Dwork stopped by to engage EPIC staff in an open discussion on the issue of fairness in the development of algorithms and to share a recent lecture she gave on the issue. As a scientist for Microsoft and through her many years of practice, she has worked on projects involving private data analysis, cryptography, combating spam, complexity theory, web search, voting theory, distributed computing, interconnection networks, and algorithm design. “When I see something that says algorithms should be fair, what does that mean?” Dwork said. “When you say you want an algorithm to be fair, on its face it is hard because there is no source of ground truth.”

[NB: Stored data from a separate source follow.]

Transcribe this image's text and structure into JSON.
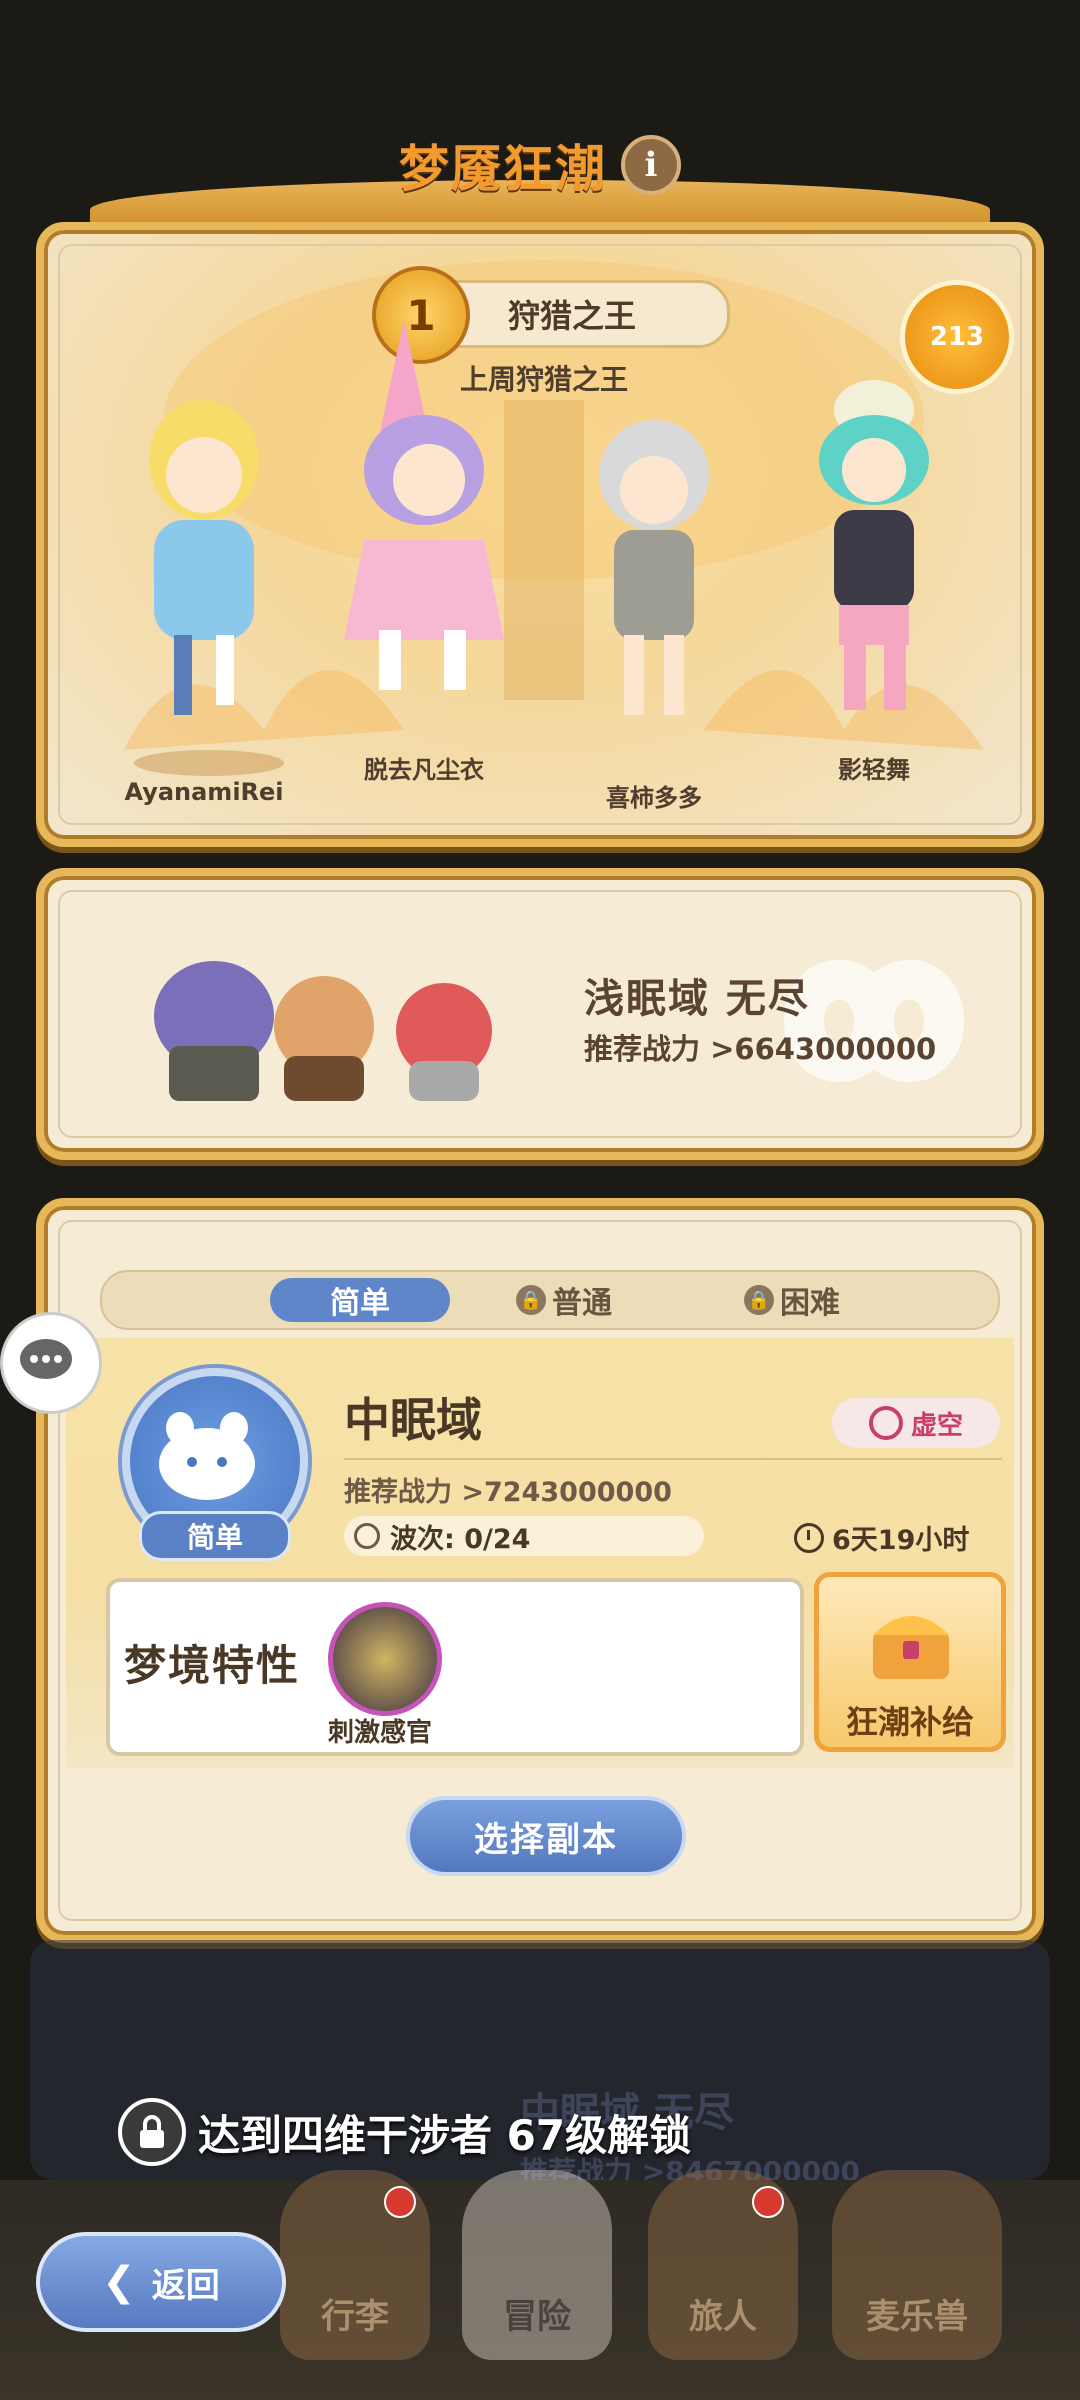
{
  "header": {
    "title": "梦魇狂潮",
    "info_icon": "info-icon"
  },
  "hunt_king": {
    "rank_badge": "1",
    "banner_label": "狩猎之王",
    "subtitle": "上周狩猎之王",
    "podium_badge": "213",
    "characters": [
      {
        "name": "AyanamiRei"
      },
      {
        "name": "脱去凡尘衣"
      },
      {
        "name": "喜柿多多"
      },
      {
        "name": "影轻舞"
      }
    ]
  },
  "endless": {
    "title": "浅眠域  无尽",
    "power_label": "推荐战力  >6643000000"
  },
  "dungeon": {
    "tabs": [
      {
        "label": "简单",
        "active": true,
        "locked": false
      },
      {
        "label": "普通",
        "active": false,
        "locked": true
      },
      {
        "label": "困难",
        "active": false,
        "locked": true
      }
    ],
    "difficulty_badge": "简单",
    "name": "中眠域",
    "element_tag": "虚空",
    "power_label": "推荐战力 >7243000000",
    "wave_label": "波次: 0/24",
    "time_left": "6天19小时",
    "trait_title": "梦境特性",
    "trait_name": "刺激感官",
    "supply_label": "狂潮补给",
    "select_button": "选择副本"
  },
  "locked_mode": {
    "faded_title": "中眠域  无尽",
    "faded_power": "推荐战力 >8467000000",
    "unlock_message": "达到四维干涉者  67级解锁"
  },
  "nav": {
    "back_label": "返回",
    "items": [
      {
        "label": "行李",
        "badge": true
      },
      {
        "label": "冒险",
        "active": true
      },
      {
        "label": "旅人",
        "badge": true
      },
      {
        "label": "麦乐兽"
      }
    ]
  },
  "colors": {
    "accent_orange": "#f29a2e",
    "button_blue": "#5f86c9",
    "card_gold": "#e6b85a",
    "void_pink": "#c6406a"
  }
}
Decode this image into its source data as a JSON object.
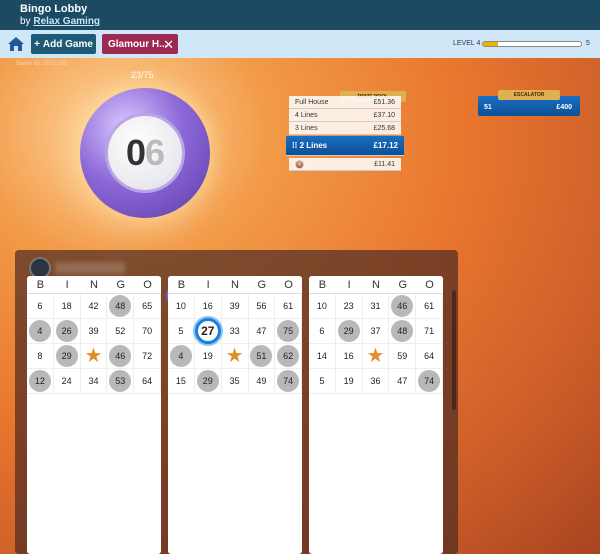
{
  "header": {
    "title": "Bingo Lobby",
    "by_prefix": "by ",
    "by_link": "Relax Gaming"
  },
  "toolbar": {
    "home_icon": "home-icon",
    "add_game_label": "Add Game",
    "game_tab_label": "Glamour H...",
    "level_label": "LEVEL 4",
    "level_max": "5",
    "level_progress": 0.15
  },
  "game": {
    "game_id": "Game ID: 5071235",
    "ball_count": "23/75",
    "current_ball": "06",
    "current_ball_primary": "0",
    "current_ball_secondary": "6"
  },
  "prize_pool": {
    "title": "PRIZE POOL",
    "rows": [
      {
        "label": "Full House",
        "value": "£51.36"
      },
      {
        "label": "4 Lines",
        "value": "£37.10"
      },
      {
        "label": "3 Lines",
        "value": "£25.68"
      },
      {
        "label": "2 Lines",
        "value": "£17.12",
        "active": true
      },
      {
        "label": "",
        "value": "£11.41"
      }
    ]
  },
  "escalator": {
    "title": "ESCALATOR",
    "left": "51",
    "right": "£400"
  },
  "players": [
    {
      "avatar": "dark"
    },
    {
      "avatar": "face",
      "ball": "069"
    },
    {
      "avatar": "face"
    },
    {
      "avatar": "face"
    },
    {
      "avatar": "face"
    }
  ],
  "cards": [
    {
      "header": [
        "B",
        "I",
        "N",
        "G",
        "O"
      ],
      "rows": [
        [
          {
            "n": "6"
          },
          {
            "n": "18"
          },
          {
            "n": "42"
          },
          {
            "n": "48",
            "m": true
          },
          {
            "n": "65"
          }
        ],
        [
          {
            "n": "4",
            "m": true
          },
          {
            "n": "26",
            "m": true
          },
          {
            "n": "39"
          },
          {
            "n": "52"
          },
          {
            "n": "70"
          }
        ],
        [
          {
            "n": "8"
          },
          {
            "n": "29",
            "m": true
          },
          {
            "n": "★",
            "s": true
          },
          {
            "n": "46",
            "m": true
          },
          {
            "n": "72"
          }
        ],
        [
          {
            "n": "12",
            "m": true
          },
          {
            "n": "24"
          },
          {
            "n": "34"
          },
          {
            "n": "53",
            "m": true
          },
          {
            "n": "64"
          }
        ]
      ]
    },
    {
      "header": [
        "B",
        "I",
        "N",
        "G",
        "O"
      ],
      "rows": [
        [
          {
            "n": "10"
          },
          {
            "n": "16"
          },
          {
            "n": "39"
          },
          {
            "n": "56"
          },
          {
            "n": "61"
          }
        ],
        [
          {
            "n": "5"
          },
          {
            "n": "27",
            "c": true
          },
          {
            "n": "33"
          },
          {
            "n": "47"
          },
          {
            "n": "75",
            "m": true
          }
        ],
        [
          {
            "n": "4",
            "m": true
          },
          {
            "n": "19"
          },
          {
            "n": "★",
            "s": true
          },
          {
            "n": "51",
            "m": true
          },
          {
            "n": "62",
            "m": true
          }
        ],
        [
          {
            "n": "15"
          },
          {
            "n": "29",
            "m": true
          },
          {
            "n": "35"
          },
          {
            "n": "49"
          },
          {
            "n": "74",
            "m": true
          }
        ]
      ]
    },
    {
      "header": [
        "B",
        "I",
        "N",
        "G",
        "O"
      ],
      "rows": [
        [
          {
            "n": "10"
          },
          {
            "n": "23"
          },
          {
            "n": "31"
          },
          {
            "n": "46",
            "m": true
          },
          {
            "n": "61"
          }
        ],
        [
          {
            "n": "6"
          },
          {
            "n": "29",
            "m": true
          },
          {
            "n": "37"
          },
          {
            "n": "48",
            "m": true
          },
          {
            "n": "71"
          }
        ],
        [
          {
            "n": "14"
          },
          {
            "n": "16"
          },
          {
            "n": "★",
            "s": true
          },
          {
            "n": "59"
          },
          {
            "n": "64"
          }
        ],
        [
          {
            "n": "5"
          },
          {
            "n": "19"
          },
          {
            "n": "36"
          },
          {
            "n": "47"
          },
          {
            "n": "74",
            "m": true
          }
        ]
      ]
    }
  ]
}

Rotenberg suggested this may be a reason to keep AI out of it and leave decision making to individuals. But according to Dwork, AI systems are little worse than what humans are doing. Since “algorithms can only learn what it sees,” she said, the solution might be to find ways to apply algorithms objectively. “Something can be useful without being perfect.” Dwork said. While she thinks transparency is a concern, for her it may also be a red herring. Instead, Dwork has spent a lot of time thinking about interpretability – essentially, trying to understand why an algorithm interprets data one-way verses another. For instance, why might results of two similarly situated people be so different when one minor factor like region is changed? For Dwork this is the better question and where more understanding may lessen the resistance to machine learning. “I’m in favor of testing the system” she said. “And I am in favor of the code being available, but I don’t think it [transparency] will solve the problem.”